Trump relance le blocus naval et se pose gardien du détroit d’Ormuz
Trump annonce la reprise du blocus naval et se dit « gardien » du détroit d’Ormuz
Trump annonce la reprise du blocus naval contre l’Iran et se proclame « gardien » du détroit d’Ormuz; cette décision ravive les tensions et menace les pourparlers de paix.

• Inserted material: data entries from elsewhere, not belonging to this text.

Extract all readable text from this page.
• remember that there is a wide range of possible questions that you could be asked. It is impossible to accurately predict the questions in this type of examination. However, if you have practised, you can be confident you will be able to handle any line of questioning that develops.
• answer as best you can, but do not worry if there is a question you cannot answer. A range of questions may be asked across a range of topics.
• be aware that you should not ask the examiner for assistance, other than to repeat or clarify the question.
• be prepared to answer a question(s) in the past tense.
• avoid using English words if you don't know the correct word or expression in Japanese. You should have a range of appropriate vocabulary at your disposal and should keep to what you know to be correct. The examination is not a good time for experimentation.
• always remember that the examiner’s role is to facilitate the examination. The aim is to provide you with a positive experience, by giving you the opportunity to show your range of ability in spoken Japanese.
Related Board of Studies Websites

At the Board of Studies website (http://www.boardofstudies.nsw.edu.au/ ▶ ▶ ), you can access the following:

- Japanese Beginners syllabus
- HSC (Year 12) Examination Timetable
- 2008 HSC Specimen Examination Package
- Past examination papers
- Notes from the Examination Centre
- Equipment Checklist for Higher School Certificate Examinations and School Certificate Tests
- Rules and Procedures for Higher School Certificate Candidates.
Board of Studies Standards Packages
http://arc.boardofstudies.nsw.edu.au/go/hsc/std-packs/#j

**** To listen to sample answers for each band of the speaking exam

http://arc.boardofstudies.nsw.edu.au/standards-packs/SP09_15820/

Le président américain Donald Trump a annoncé la reprise d’un blocus naval contre l’Iran et a déclaré que les États-Unis « deviendraient le gardien » du détroit d’Ormuz, relançant ainsi une escalade qui menace de compromettre les efforts de paix en cours. Ses déclarations, tenues dans une interview et relayées sur sa plateforme, interviennent après une nouvelle série d’attaques mutuelles entre Washington et Téhéran. L’Iran a rapporté avoir frappé des sites militaires à Bahreïn, au Koweït, à Oman et en Jordanie, tandis que les forces américaines ont ciblé des zones portuaires le long de la côte iranienne.
Annonce de reprise du blocus et rôle revendiqué
Trump a affirmé que les États-Unis rétablissaient ce qu’il a appelé le « blocage iranien », précisant que l’objectif était d’empêcher certains navires d’entrer ou de sortir. Il a ajouté que, sous ce nouveau rôle, les États-Unis se positionneraient comme « gardien du détroit d’Ormuz » et proposeraient un mécanisme de remboursement des coûts opératoires, évoquant une taxe de 20 % sur les marchandises expédiées pour couvrir les dépenses de sécurité. Il a indiqué que le « processus et la formation » destinés à mettre en œuvre cette mesure commenceraient immédiatement.
Précisions sur les propos de Washington
Les déclarations de la Maison Blanche mettent en lumière une volonté de contrôler la navigation dans une zone stratégique: le détroit d’Ormuz est habituellement le passage de près de 20 % des exportations mondiales de pétrole et de gaz. L’administration américaine a déjà soutenu que tout accord devait garantir l’accès libre au détroit, au moins pendant la période de négociations prévue après un protocole d’accord initial. La reprise du blocus par les États-Unis fragilise cependant cette condition et remet en question les modalités pratiques convenues entre les parties.
Répliques et mises en garde iraniennes
Les autorités iraniennes ont rejeté fermement toute prise de contrôle du détroit par Washington. Le commandement central Khatam al-Anbiya a averti que les forces armées iraniennes réagiraient « avec force » à toute tentative de perturber le passage des navires commerciaux en dehors des routes que l’Iran juge autorisées. Le commandement a également prévenu que toute coopération régionale avec les forces américaines pourrait être considérée comme un acte d’agression contre la souveraineté iranienne, élargissant ainsi la portée politique des mises en garde.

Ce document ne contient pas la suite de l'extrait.